Masters of Science-Fiction B-Movies. Poster exhibition.
Vernissage: 18.12.2015, 19h00
Science fiction film is a film genre that uses science and futuristic elements such as extraterrestrial life forms, alien worlds, extrasensory perception and time and space travel, spacecraft, robots or other technologies. Science fiction films have often been used to focus on political or social issues, and to explore philosophical issues like the human condition.
Science fiction as the projection of the imaginary possible into the future has been a staple of film since its earliest days, when Jules Verne's From the Earth to the Moon was first filmed in 1902 as Trip to the Moon by Georges Méliès. Prior to 1950, contributions to the sci-fi genre were few: Metropolis by Fritz Lang (1925), Frankenstein by James Wahle (1931), King Kong by Merian Cooper (1933), followed by a handful of mad-scientist-in-the-lab derivatives of Mary Shelley's Frankenstein, or space operas like Flash Gordon, Buck Rogers & Superman serials.

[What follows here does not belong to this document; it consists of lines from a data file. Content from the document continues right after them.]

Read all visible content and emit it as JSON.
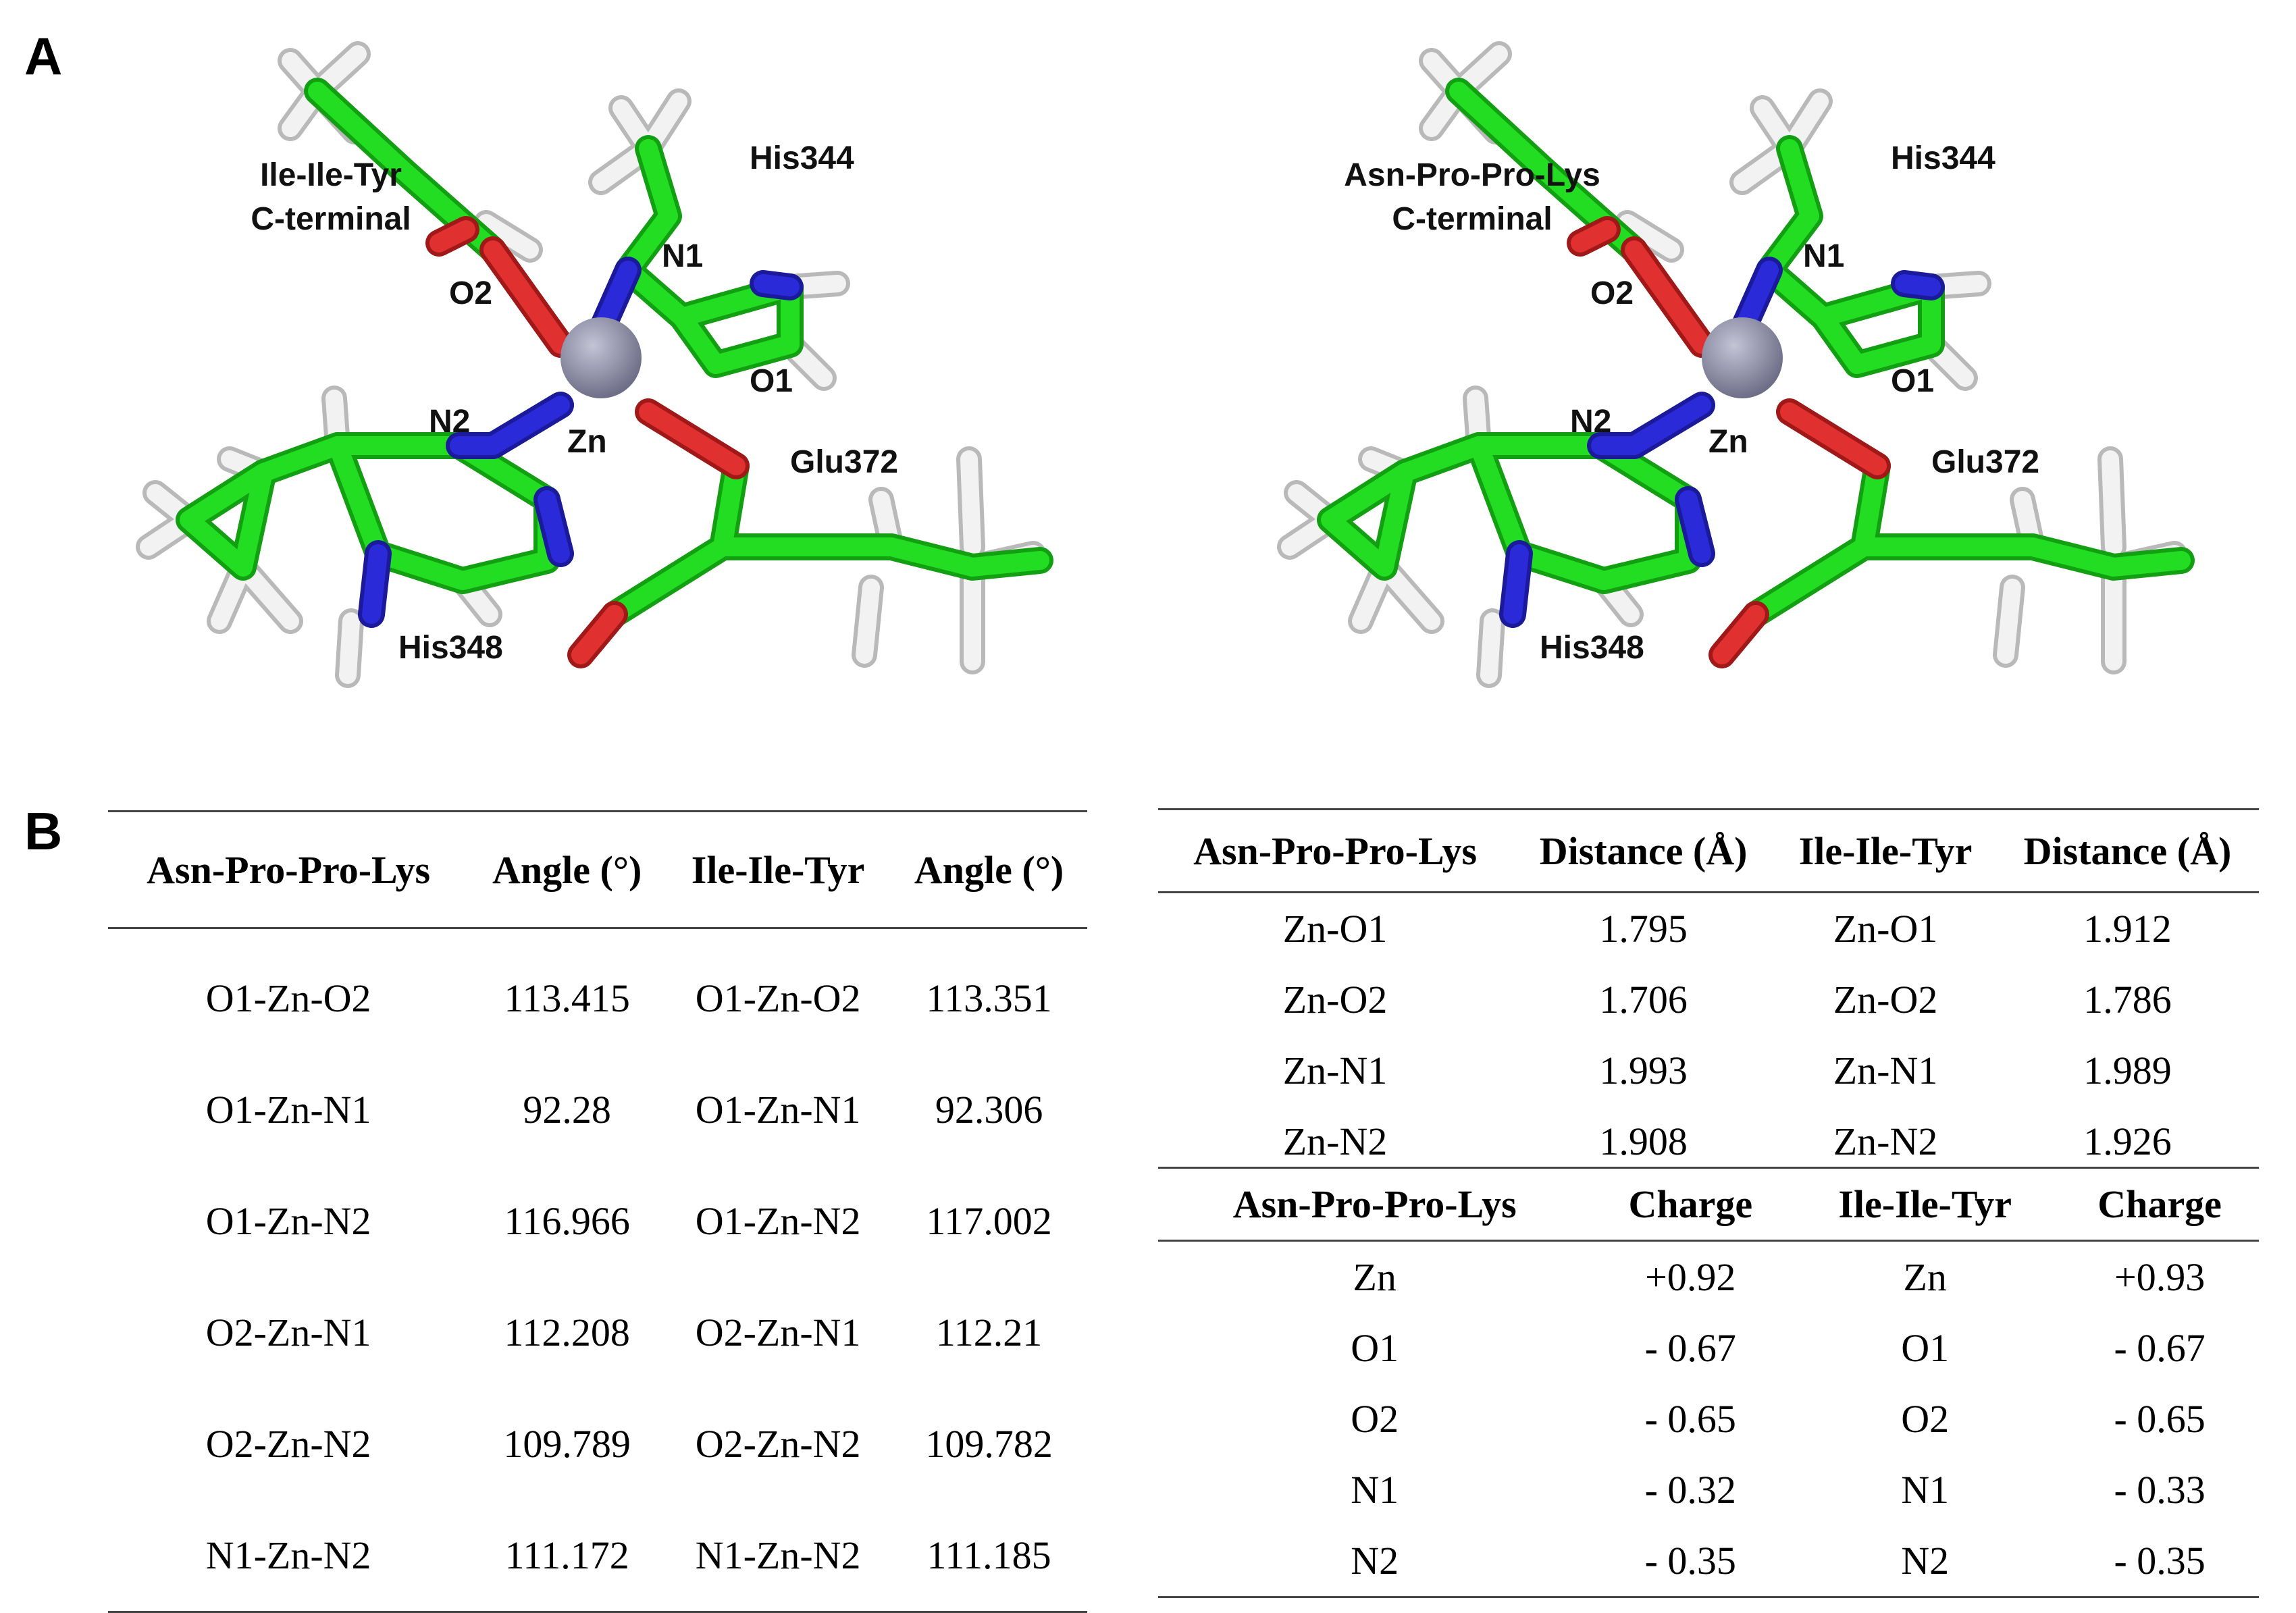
{
  "panel_labels": {
    "a": "A",
    "b": "B"
  },
  "structures": [
    {
      "peptide_line1": "Ile-Ile-Tyr",
      "peptide_line2": "C-terminal",
      "atoms": {
        "zn": "Zn",
        "o1": "O1",
        "o2": "O2",
        "n1": "N1",
        "n2": "N2"
      },
      "residues": {
        "his344": "His344",
        "his348": "His348",
        "glu372": "Glu372"
      }
    },
    {
      "peptide_line1": "Asn-Pro-Pro-Lys",
      "peptide_line2": "C-terminal",
      "atoms": {
        "zn": "Zn",
        "o1": "O1",
        "o2": "O2",
        "n1": "N1",
        "n2": "N2"
      },
      "residues": {
        "his344": "His344",
        "his348": "His348",
        "glu372": "Glu372"
      }
    }
  ],
  "colors": {
    "carbon": "#22dd22",
    "oxygen": "#e03030",
    "nitrogen": "#2a2ad8",
    "hydrogen": "#e6e6e6",
    "zinc": "#8e8ea6"
  },
  "angle_table": {
    "headers": [
      "Asn-Pro-Pro-Lys",
      "Angle (°)",
      "Ile-Ile-Tyr",
      "Angle (°)"
    ],
    "rows": [
      [
        "O1-Zn-O2",
        "113.415",
        "O1-Zn-O2",
        "113.351"
      ],
      [
        "O1-Zn-N1",
        "92.28",
        "O1-Zn-N1",
        "92.306"
      ],
      [
        "O1-Zn-N2",
        "116.966",
        "O1-Zn-N2",
        "117.002"
      ],
      [
        "O2-Zn-N1",
        "112.208",
        "O2-Zn-N1",
        "112.21"
      ],
      [
        "O2-Zn-N2",
        "109.789",
        "O2-Zn-N2",
        "109.782"
      ],
      [
        "N1-Zn-N2",
        "111.172",
        "N1-Zn-N2",
        "111.185"
      ]
    ]
  },
  "distance_table": {
    "headers": [
      "Asn-Pro-Pro-Lys",
      "Distance (Å)",
      "Ile-Ile-Tyr",
      "Distance (Å)"
    ],
    "rows": [
      [
        "Zn-O1",
        "1.795",
        "Zn-O1",
        "1.912"
      ],
      [
        "Zn-O2",
        "1.706",
        "Zn-O2",
        "1.786"
      ],
      [
        "Zn-N1",
        "1.993",
        "Zn-N1",
        "1.989"
      ],
      [
        "Zn-N2",
        "1.908",
        "Zn-N2",
        "1.926"
      ]
    ]
  },
  "charge_table": {
    "headers": [
      "Asn-Pro-Pro-Lys",
      "Charge",
      "Ile-Ile-Tyr",
      "Charge"
    ],
    "rows": [
      [
        "Zn",
        "+0.92",
        "Zn",
        "+0.93"
      ],
      [
        "O1",
        "- 0.67",
        "O1",
        "- 0.67"
      ],
      [
        "O2",
        "- 0.65",
        "O2",
        "- 0.65"
      ],
      [
        "N1",
        "- 0.32",
        "N1",
        "- 0.33"
      ],
      [
        "N2",
        "- 0.35",
        "N2",
        "- 0.35"
      ]
    ]
  }
}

Splitting the atom to bear its twin products of progressive & destructive power gave the seed of fact that produced the huge outburst of radioactive cinema in the 1950s, coupled with the growing sense that we as man are not all alone in the universe, that there are likely other beings inhabiting planets in solar systems beyond ours. Thus, it follows, that our imagined visitors from other planets either took the form of superior beings challenging us to deal rightly with the power we'd achieved, or simply attacked us, often without warning, cinematic postures that today still provide story fodder for a huge number of big-budget films that are often highly successful.

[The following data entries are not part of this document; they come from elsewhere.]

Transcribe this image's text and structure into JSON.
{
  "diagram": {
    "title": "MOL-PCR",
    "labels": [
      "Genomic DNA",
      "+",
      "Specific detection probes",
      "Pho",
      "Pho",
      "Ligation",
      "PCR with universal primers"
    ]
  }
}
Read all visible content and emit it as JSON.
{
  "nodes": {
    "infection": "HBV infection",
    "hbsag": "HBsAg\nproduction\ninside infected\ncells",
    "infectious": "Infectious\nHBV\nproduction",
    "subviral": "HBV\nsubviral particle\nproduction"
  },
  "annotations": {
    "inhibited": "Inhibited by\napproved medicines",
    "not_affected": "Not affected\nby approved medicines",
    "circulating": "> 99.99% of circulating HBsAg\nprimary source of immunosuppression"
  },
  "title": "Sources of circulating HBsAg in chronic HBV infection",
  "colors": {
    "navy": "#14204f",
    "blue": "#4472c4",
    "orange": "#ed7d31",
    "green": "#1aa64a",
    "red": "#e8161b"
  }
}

1950/1960 is described as the 'classic era of science fiction B-movies'. What we got with the genre's birth in the 50s was mainly a bunch of low budget films about monsters created either by man's wayward intellect or as by-product of his ignorance in messing round with elemental forces whose powers are beyond our capacity to grasp. Much of the production was in a low-budget form targeted at a teenage audience, intended for adolescent box-office trade. Many were formulaic, gimmicky, comic-book style films. They drew upon political themes or public concerns of the day, including depersonalization, infiltration or fear of nuclear weapons. Invasion was a common theme, as were various threats to humanity.
Fear is a stuff that drives box-office adrenaline. Either for our heart's escape or to prove to ourselves that what we fear is fairly insignificant beside the fear of being confronted by..... what? some weird, deadly, unknown creature? We like to be shocked or scared. Perhaps it is because an imaginary or created sensation will inoculate us to "the thousand natural shocks that flesh is heir to".